If you seek the simple pleasure of fresh fish and vinegared rice, stick with nigiri, sashimi or the more straightforward familiar rolls. (Be warned: Scallop nigiri is prepared like a scallop salad, with mayonnaise and masago in lieu of the simple mollusk over rice and wasabi.)

We enjoyed the tataki, which plated ruby-hued straps of tuna over crisp matchsticks of daikon. We were also delighted to find the rare treat of hamachi kama. The collarbone and pectoral fin of a yellowtail were grilled until thin golden skin cracked over buttery hunks of fish — the so-called "cheeks" — whose texture recalled succulent fried chicken.

On the other hand, if you've always wished sushi were a little more, well, cooked, have a look at the Volcano Roll, which loads a Clarksville Roll (snowcrab, avocado and masago) with the extravagant topping of baked scallops, crabstick, masago and Japanese mayo. Or the Super Bowl. We did not taste this hulking item, which the menu describes as tempura shrimp, cream cheese and asparagus, deep-fried and topped with baked spicy crab. But when we saw it arrive at a neighboring table, we mistook it for a loaded baked potato.
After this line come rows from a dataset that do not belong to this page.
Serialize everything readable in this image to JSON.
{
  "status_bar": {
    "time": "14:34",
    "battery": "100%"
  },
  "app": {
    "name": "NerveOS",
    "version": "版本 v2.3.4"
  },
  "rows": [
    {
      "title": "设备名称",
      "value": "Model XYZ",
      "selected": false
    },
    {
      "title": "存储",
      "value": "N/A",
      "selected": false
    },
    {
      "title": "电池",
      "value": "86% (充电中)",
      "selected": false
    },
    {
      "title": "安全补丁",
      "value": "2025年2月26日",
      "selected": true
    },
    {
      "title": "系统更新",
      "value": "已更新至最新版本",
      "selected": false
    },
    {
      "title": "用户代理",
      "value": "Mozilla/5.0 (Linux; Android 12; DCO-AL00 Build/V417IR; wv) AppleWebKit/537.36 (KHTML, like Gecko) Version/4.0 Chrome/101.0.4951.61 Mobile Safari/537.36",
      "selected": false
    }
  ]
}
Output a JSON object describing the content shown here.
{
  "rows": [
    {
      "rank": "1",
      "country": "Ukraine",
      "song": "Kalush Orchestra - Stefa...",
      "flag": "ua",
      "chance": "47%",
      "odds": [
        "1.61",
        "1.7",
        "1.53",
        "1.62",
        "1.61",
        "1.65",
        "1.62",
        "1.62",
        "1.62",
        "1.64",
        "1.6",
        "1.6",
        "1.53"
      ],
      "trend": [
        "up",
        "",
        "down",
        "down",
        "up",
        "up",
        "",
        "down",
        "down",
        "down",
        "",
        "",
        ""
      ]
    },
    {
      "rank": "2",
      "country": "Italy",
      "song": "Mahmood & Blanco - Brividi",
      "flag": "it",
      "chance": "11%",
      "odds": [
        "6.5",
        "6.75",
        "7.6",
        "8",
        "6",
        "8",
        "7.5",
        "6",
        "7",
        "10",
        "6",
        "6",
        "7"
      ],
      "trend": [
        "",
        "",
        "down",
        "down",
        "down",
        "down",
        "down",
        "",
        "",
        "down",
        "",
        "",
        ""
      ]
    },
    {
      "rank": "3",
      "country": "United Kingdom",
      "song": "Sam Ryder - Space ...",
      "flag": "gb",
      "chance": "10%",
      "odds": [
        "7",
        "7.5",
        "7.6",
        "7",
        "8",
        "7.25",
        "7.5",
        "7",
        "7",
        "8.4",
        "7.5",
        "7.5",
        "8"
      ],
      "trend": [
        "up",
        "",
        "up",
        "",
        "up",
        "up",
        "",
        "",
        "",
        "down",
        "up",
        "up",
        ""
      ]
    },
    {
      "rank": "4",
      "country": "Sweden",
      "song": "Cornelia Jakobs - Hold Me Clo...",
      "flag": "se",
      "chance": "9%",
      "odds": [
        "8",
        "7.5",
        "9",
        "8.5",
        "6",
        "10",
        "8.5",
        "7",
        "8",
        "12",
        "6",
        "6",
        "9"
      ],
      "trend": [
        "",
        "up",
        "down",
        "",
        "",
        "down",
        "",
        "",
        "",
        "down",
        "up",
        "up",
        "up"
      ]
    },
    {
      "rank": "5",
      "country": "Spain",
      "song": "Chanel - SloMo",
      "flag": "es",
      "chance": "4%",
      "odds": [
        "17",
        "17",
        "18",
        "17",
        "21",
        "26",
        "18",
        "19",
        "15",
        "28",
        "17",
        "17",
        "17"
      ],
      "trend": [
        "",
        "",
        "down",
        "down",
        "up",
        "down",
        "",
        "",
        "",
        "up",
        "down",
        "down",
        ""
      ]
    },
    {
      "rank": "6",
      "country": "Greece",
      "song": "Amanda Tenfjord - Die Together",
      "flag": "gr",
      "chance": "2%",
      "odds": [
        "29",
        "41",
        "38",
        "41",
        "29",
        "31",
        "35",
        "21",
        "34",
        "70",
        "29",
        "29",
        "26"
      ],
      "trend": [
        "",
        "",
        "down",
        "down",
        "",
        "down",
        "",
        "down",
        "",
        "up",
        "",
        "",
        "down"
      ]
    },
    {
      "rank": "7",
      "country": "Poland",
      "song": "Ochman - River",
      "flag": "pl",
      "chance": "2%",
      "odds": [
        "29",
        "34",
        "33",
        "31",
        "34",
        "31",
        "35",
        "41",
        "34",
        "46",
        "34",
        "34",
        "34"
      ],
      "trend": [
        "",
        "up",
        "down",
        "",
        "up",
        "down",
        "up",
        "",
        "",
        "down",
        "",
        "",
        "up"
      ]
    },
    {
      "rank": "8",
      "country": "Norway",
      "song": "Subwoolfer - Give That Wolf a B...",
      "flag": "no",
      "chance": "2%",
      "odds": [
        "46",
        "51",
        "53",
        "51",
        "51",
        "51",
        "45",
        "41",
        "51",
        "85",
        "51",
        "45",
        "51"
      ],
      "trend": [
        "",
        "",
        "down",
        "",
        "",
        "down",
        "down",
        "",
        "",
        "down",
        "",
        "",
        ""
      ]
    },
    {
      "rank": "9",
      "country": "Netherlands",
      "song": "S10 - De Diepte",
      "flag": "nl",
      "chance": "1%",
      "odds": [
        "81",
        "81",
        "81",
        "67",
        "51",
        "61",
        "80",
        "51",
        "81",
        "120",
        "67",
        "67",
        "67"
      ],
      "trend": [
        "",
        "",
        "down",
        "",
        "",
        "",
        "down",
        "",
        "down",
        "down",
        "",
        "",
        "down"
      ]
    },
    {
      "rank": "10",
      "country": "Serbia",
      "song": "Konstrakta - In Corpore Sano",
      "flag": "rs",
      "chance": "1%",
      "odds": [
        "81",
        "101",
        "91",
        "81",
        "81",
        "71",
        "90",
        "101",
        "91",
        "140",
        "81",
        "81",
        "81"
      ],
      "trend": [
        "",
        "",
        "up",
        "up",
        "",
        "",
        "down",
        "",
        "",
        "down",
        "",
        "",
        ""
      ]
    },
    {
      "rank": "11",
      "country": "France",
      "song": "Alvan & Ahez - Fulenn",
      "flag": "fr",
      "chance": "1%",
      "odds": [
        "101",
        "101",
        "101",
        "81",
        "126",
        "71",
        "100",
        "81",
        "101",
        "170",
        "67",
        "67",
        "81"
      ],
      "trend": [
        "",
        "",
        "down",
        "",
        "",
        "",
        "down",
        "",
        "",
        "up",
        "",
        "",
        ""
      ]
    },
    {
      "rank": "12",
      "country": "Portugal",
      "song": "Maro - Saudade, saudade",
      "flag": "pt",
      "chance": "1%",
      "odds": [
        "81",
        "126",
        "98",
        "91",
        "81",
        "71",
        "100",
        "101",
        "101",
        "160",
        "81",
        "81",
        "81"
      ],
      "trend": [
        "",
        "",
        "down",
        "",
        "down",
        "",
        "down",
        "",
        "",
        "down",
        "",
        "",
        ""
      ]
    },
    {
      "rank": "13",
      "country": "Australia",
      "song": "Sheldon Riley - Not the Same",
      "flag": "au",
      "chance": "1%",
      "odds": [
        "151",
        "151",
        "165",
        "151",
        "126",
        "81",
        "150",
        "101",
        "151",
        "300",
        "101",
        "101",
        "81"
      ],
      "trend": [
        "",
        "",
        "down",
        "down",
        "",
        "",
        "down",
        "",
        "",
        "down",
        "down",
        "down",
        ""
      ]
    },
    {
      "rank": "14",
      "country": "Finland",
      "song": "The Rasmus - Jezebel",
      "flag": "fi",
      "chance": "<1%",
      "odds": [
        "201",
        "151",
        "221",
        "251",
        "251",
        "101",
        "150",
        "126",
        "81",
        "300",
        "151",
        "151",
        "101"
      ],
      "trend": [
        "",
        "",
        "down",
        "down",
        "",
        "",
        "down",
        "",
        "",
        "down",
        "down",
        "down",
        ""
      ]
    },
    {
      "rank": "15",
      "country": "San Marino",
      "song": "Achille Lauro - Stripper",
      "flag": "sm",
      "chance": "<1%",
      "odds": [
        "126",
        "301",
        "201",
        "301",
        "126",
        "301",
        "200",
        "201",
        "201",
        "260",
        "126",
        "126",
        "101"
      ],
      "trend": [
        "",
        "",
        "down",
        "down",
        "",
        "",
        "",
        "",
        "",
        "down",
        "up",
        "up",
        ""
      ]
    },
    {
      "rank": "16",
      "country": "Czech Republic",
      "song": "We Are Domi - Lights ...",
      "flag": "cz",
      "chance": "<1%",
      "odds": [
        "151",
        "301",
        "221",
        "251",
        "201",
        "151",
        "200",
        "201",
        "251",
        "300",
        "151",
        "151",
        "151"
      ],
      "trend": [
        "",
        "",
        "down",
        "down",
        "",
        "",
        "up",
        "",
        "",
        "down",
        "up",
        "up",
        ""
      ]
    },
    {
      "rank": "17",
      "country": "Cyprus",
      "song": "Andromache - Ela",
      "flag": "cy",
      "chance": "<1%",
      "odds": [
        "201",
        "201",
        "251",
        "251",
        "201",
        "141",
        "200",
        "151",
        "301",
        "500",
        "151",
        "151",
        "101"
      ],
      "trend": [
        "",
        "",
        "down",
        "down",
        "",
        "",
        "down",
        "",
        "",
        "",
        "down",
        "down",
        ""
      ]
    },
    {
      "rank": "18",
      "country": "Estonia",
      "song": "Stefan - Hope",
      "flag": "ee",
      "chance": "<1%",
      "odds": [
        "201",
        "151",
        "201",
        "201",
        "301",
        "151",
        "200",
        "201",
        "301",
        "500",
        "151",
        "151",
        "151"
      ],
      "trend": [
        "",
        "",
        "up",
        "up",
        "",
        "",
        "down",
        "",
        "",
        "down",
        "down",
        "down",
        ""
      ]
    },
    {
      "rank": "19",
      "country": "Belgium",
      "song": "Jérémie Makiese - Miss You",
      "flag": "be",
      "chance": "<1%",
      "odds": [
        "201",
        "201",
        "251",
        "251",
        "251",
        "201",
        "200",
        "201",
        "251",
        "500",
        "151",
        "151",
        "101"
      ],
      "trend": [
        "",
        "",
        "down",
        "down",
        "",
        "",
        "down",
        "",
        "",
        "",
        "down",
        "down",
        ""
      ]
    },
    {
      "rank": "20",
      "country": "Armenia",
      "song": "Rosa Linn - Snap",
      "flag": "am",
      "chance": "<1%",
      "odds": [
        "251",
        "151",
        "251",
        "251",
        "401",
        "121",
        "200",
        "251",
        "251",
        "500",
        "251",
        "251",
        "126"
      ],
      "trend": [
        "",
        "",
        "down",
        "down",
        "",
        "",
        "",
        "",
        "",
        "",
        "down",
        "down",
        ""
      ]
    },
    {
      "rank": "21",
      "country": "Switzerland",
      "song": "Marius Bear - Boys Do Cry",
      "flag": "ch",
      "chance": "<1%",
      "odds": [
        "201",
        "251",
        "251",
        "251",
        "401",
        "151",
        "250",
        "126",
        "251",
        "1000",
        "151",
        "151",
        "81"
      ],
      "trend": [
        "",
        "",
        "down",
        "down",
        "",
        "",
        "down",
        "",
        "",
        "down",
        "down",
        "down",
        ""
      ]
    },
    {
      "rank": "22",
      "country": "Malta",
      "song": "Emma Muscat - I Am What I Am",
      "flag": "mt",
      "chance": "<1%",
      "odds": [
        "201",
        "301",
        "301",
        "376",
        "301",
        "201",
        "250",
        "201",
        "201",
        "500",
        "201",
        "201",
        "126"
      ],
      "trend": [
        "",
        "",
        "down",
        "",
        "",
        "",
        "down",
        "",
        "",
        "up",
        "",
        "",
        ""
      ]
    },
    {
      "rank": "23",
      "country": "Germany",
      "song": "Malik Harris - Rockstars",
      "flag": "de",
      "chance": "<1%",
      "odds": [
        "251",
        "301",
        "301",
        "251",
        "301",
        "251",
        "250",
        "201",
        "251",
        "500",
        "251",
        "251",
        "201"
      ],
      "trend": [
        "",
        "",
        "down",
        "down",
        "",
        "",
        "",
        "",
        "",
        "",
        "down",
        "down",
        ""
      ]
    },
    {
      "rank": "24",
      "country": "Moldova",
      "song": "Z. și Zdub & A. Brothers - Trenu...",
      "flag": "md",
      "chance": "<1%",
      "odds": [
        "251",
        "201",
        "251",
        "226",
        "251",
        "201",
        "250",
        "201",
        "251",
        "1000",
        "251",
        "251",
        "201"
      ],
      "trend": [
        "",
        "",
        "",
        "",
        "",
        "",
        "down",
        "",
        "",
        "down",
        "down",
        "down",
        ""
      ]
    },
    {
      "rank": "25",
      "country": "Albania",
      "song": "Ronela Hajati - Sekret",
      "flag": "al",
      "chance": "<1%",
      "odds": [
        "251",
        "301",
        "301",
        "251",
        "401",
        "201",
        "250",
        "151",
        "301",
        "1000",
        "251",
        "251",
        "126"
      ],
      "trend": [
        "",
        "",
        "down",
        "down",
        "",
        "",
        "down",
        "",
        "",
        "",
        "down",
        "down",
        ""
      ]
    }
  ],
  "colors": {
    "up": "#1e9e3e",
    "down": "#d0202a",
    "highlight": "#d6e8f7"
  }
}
Beyond sushi, there are familiar cooked offerings such as gyoza, teriyaki, tempura and noodles. Children raved over the katsu (panko-crusted fried chicken breast). Adults were impressed by the quality of yaki soba, with fresh sesame-tinged noodles tangled around shrimp so large and muscular they seemed like lobsters in training. Only one dish was altogether disappointing — thick hunks of calamari cloaked in a batter so heavy we suspected the squid shielded itself not with ink but tempura.

It must be said, though, that when we left the vast majority of the dish on the table, our server asked if we wanted a replacement — then removed the order from the bill without our asking when we didn't. That level of hospitality carried throughout our meals, with gracious and enthusiastic servers replacing our fallen chopsticks almost before they hit the ground.

As much as anything, we admired the décor of the large sleek room, which anchors the newly renovated office building that will soon house Alegria Mexican Restaurant and Tequila Bar and The Perch. Against a subtle palette of gray and black, lit by chandeliers roped with opaque black stones, colors pop with great impact — bright-orange bar stools, blue-green tiles, gold-topped chopsticks. The dazzling décor is simultaneously bold and restrained, warm and cool, decadent and terse — a reminder that in design, as in haiku and sushi, sometimes just a few well-chosen elements are all that is needed.

Kohana serves lunch and dinner Tuesday through Sunday. Full bar is available, including sake.